Yalan söylemek, hırsızlık haram ise, mazlumun ahını almak, tüyü bitmemiş yetimin hakkını yemek haram ise, alın teri dökmeden, işe gitmeden, emek vermeden, yorulmadan kazanılan para da haramdır. İnsanın alın teri ve emeğiyle hak ederek kazandığı para helaldir. Helal ve meşru işlerde çalışmalı, helalinden kazanmalı, haram gıdalarla beslenmemeli ve çoluk çocuğa da harama yedirmekten sakınmalıdır.
Bir Hadis-i Şerifleri’nde Peygamberimiz şöyle buyurmuştur: “En hayırlı ve tatlı kazanç, insanın el emeği, göz nuru, alın teri ile kazandığı rızıktır.”
Çalışmak ve para kazanmak elbette çok güzel bir duygudur.

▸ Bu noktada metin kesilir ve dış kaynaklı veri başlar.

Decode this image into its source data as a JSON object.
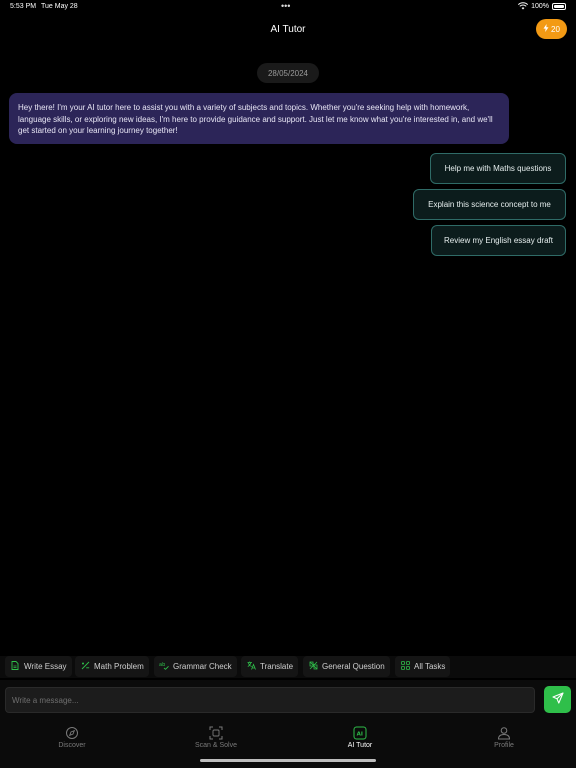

Ancak ondan daha güzel bir duygu var ki, o da alın teri ile helal para kazanmaktır. Alın teri dökmeyenler, emeğin ne olduğunu bilemezler.
Bir yerden, çalışmadan, yorulmadan alın teri dökmeden para geliyorsa, birilerinin parası haksız olarak başkalarının cebine giriyor demektir. İşte bu alın teri değil, akıl teridir.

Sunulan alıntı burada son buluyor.